Underlying meaning.

The term “educated English” really means “the English learned in one’s school years”, doesn’t it?

I feel “educated English” = an English language level that shows evidence of schooling or training.

Yes, this is the correct interpretation of the term.

Which still means “the English you learned at school or in training”, doesn’t it? So in that sense, it is not superior to many other types of English, right?

Very frankly speaking, dear Molly, there is nothing absolutely superior or inferior in this world. Everyman or everything is created equal, I believe. However, in the common sense when we use the term ‘educated English’, I would have to say it should refer to a level higher than average, just for the definition of the term and with no offence to those without the opportunity to be educated.

Oh, there you go with your “not superior” blather again.

The term “educated English” doesn’t mean the English learned in school. It means the English used by a typical educated person. That includes both the English learned at school AND the English that is learned once the person has left school, which is usually more than was learned in school. It differs in style and vocabulary size from the English many people learn outside of school, and yes, it can often be superior in precision and expressive range to English used by people who are uneducated.

I frequently meet uneducated people who can’t form a conditional sentence and therefore can’t convey the idea of the conditional accurately. Many of them can’t express important concepts, because they lack the vocabulary, and sometimes when they lack such vocabulary, they don’t even have those concepts in their heads at all.

I would have to say that it should refer to a higher than average level of usagein the variant in question. I also wonder why it’s not called “English in education”.

Do most “educated people” only use that form which was learned at school or in training then? Are most “educated speakers” mono-dialectal?

Really? Can you give us some examples of such?

I fail to see the significance of ‘only’ in your comment. You can use differnt registers, and, depending on your education you have more registers to choose from.

Are you mono-dialectical because you are informed and shaped by your environment? Why do you have to push every thread into this direction.

Again, I fail to understand how one can possibly not see the obvious implication here.

How would you define education, Molly, and to what extent do you think it could be useful?

I understand, but do most educated native speakers use only those registers that lie within the bounds of educated English/English learned in education?

Because it’s interesting to me. If you have no interest in the topic of this thread, why are you in it?

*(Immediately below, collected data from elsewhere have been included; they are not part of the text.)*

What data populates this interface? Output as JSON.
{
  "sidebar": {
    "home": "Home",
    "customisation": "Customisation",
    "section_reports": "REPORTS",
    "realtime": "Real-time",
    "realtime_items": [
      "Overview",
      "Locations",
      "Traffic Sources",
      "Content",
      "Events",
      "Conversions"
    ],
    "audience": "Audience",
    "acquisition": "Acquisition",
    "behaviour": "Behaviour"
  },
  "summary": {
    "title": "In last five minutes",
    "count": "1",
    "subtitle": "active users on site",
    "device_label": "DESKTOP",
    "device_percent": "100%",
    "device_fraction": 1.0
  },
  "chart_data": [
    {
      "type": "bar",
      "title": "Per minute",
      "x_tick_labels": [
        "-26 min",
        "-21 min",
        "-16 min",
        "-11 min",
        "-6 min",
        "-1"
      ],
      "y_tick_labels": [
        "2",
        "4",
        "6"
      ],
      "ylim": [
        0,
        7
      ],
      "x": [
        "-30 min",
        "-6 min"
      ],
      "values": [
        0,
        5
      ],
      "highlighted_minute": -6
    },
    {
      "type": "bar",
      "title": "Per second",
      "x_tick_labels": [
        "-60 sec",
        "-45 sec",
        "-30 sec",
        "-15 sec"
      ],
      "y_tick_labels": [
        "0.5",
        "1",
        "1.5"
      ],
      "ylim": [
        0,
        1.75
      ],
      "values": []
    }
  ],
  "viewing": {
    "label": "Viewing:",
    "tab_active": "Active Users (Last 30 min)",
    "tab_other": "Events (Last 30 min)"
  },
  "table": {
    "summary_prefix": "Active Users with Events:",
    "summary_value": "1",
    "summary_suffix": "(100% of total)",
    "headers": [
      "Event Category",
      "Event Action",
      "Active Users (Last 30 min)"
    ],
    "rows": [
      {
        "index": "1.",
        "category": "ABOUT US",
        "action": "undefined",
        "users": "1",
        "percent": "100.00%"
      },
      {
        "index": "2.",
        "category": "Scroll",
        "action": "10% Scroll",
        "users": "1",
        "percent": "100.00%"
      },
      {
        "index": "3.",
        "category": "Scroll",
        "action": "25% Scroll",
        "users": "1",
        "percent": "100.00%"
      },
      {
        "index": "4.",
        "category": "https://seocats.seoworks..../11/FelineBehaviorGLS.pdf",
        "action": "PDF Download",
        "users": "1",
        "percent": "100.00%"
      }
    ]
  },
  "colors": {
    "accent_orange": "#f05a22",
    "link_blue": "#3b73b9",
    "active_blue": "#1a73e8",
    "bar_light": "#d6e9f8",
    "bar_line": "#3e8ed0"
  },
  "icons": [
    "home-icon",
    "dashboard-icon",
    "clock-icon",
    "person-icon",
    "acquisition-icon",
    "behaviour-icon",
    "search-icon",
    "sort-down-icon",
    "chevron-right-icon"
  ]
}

More to the point, how would you define the English that is learned outside state education and training? As uneducated?

And is the term “educated English” more focused on the written form of that language?

I’d simply call it sociolect and idiolect. Education helps evening out expressive shortcomings. Jamie mentioned conditional clauses, and I think that’s a good example. I heard a shopkeeper say “Had I had that paper I wasn’t such a happy man.” I asked him what he meant, but all he did was repeat what he’d just said.

Both. There are educated authors or speakers, and then there are people buying books like ‘How to express yourself better’ and ‘Letter writing for dummies’.

First you ask a leading question that you think will result in a certain specific answer. You don’t get exactly the answer you want, so you twist your interpretation of the answer and continue asking questions as if we had given you the answer you expected, the answer you’d hoped you could start a fight with. Then you ask for “examples of such”, “such” meaning the thing you expected us to refer to in our answer but that we didn’t.

Don’t you start finding this game tiresome after playing it in thread after thread?

Ralf, why are you on/in this thread? Seems it’s you who has come for a fight. If you have more interest in me than you do in the topic, why not ask me out for date?

Why is it then that it is literacy that is prime in most state schools? Oracy is hardly tested.

I see you do want an evening out with me. :lol: You’re paying?

Do you think others may have understood him?

I did care to answer, Molly.

Jamie’s observation is quite accurate:

Because I’ve seen the film The Crying Game.

So isn’t actually you who wants to control the replies he gets?

I’d have thought that was right up your alleyway. Or was that “passage”?

Because I care to answer? Stop twisting your arguments, it’s not worth my or your time.

And I care to post what I will. Live with it. Stop floating off-thread.

Whatever, Molly. As long as you don’t think you’re attacking people, write what you will.